Due corazze bronzee forgiate a mo’ di foglie venate, marcavano l’elegante quadratura delle spalle e parastinchi e gambali, di doratura annottata, coprivano le gambe slanciate e aggraziate.

 Artemis si preparava a saggiare le capacità dell'allievo con un ‘acuminata placidità da puma, guardando da dietro la maschera che la rendeva un fantasma di ceramica nevosa.
L’imbalsamante alienazione che espandeva il manufatto s’infrangeva, tuttavia,  con la morbida e venefica austerità  delle sue movenze.
Una leggera armatura grigio tenue e turchese le inondava di liquidità ibernante le membra: spalliere a forma di petali vestivano gli omeri, un sobrio corpetto disegnava le rotondità piccole e tenere del seno,la piattezza del ventre e la sofficità dei fianchi…un paio di lunghi gambali blu, intarsiati da serpi d’edera, celavano le cosce e le tibie da cerva.
Molti uomini si tormentavano cercando il modo più realistico e perfetto di scolpire la sua immagine . Solo le ancelle più intime l’avevano vista senza veli e ne narravano, invidiose e stregate, lo splendore immacolato.
Una simile creatura non poteva che avere come discepolo il custode della costellazione dei Pesci, il demone dall’inquietante soavità bisessuale che turbava animi femminili e maschili.  

 Camminando lento, con fine e leggiadra prepotenza, levò il braccio destro…
Fece danzare la mano quasi stesse coccolando i capelli di una donna d’incenso…

 Una spuma rossa maculò l’aria volteggiando eguale al velo ricamato di una danzatrice ispanica che dilata profumo.

 -          Royal demon rose!

 L’adolescente si fletté in uno scatto atletico estendendo una girandola di diademi sanguigni, una ragnatela verde imperlata di rubini che trafisse la basicità dell'attesa.

Artemis fulminò in alto disegnando anelli inargentati e celesti di capriole.

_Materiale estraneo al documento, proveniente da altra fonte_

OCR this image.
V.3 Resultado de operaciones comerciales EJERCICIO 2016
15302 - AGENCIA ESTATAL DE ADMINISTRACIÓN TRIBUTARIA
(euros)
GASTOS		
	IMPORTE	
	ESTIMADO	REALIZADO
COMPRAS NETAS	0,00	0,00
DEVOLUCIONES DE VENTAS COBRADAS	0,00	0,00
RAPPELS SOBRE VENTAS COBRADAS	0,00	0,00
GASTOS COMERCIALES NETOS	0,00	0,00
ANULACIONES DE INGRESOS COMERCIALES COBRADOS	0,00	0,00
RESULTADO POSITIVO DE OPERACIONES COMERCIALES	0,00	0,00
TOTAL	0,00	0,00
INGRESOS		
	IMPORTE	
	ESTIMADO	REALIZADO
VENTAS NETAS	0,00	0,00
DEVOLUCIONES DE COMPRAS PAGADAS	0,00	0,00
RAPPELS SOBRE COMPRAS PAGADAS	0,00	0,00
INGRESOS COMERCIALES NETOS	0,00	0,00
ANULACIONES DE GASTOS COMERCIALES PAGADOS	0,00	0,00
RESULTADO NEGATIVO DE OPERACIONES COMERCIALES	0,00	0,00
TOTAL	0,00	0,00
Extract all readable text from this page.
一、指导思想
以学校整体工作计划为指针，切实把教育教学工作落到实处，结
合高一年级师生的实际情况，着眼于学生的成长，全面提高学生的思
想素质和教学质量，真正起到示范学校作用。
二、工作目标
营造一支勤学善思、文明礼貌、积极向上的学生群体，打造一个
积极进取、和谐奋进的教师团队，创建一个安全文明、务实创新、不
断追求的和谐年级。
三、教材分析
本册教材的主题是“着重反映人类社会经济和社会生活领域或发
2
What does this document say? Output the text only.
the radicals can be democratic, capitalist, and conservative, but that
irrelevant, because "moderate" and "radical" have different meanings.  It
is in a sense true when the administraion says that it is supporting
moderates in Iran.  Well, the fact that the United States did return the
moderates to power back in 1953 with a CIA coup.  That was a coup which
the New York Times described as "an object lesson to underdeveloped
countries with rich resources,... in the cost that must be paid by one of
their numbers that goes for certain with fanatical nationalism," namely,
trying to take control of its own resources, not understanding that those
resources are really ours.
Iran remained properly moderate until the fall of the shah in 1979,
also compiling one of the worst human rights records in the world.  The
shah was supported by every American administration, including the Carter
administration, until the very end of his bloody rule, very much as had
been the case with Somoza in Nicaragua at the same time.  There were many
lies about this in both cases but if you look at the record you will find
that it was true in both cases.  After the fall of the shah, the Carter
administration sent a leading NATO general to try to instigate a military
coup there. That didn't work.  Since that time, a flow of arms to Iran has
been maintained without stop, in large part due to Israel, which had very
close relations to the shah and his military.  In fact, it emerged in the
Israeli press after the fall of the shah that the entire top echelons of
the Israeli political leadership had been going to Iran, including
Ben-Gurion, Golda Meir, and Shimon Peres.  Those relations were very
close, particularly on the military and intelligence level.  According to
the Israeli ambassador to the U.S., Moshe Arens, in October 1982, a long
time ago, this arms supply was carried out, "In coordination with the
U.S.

 -          Twilight crying rose!

 Una falce di un blu luminoso squarciò improvvisamente gli strati delle nubi e una cascata di aculei spumeggianti sgorgò dai lembi del taglio.

L’arena si trasformò in un oceano ansimante e carbonifero di flutti di petali: il cremisi e il blu s’incrociavano, si mordevano, si carezzavano in schizzate di selvaggia raffinatezza…Sembrava che l’imperatore Eliogabalo avesse deciso d’annegare gli ospiti di un banchetto in una doccia di letale  lussuria.

 I duellanti si proiettarono l’uno verso l’altra emergendo e sparendo tra le ventilate dei coaguli delle rose.

Simili agli zefiri che avevano accolto la nascita di Venere, accesero cerchi di frenetico bolero  scagliando siluri spinati: sibili di tormentata primavera che si sfioravano e si sfregiavano.

-          Sunshine breath!

 La guerriera spinse in avanti gli avambracci tuonando bionde rose accecanti, screziate di bianco, quasi stesse eruttando i filamenti del dna dell'aurora.
L’Odeon delle Ninfe venne innaffiato da sventagliate d’arcobaleno metallico.

-          Piranan rose!

 Aphrodite soffiò uno sciame monacale di corolle nere, falene di seta funebre  che ruotarono sbavando foschia d’ossidiana…
Un’enorme arteria frantumò le catene dorate creando un pulviscolo d’eclisse vulcanica, brincello di cenere e biglie di lucciole che si stordirono nell’aura.
Artemis interruppe il farfugliamento dei fumi analoga ad un cigno di sangue e gelo.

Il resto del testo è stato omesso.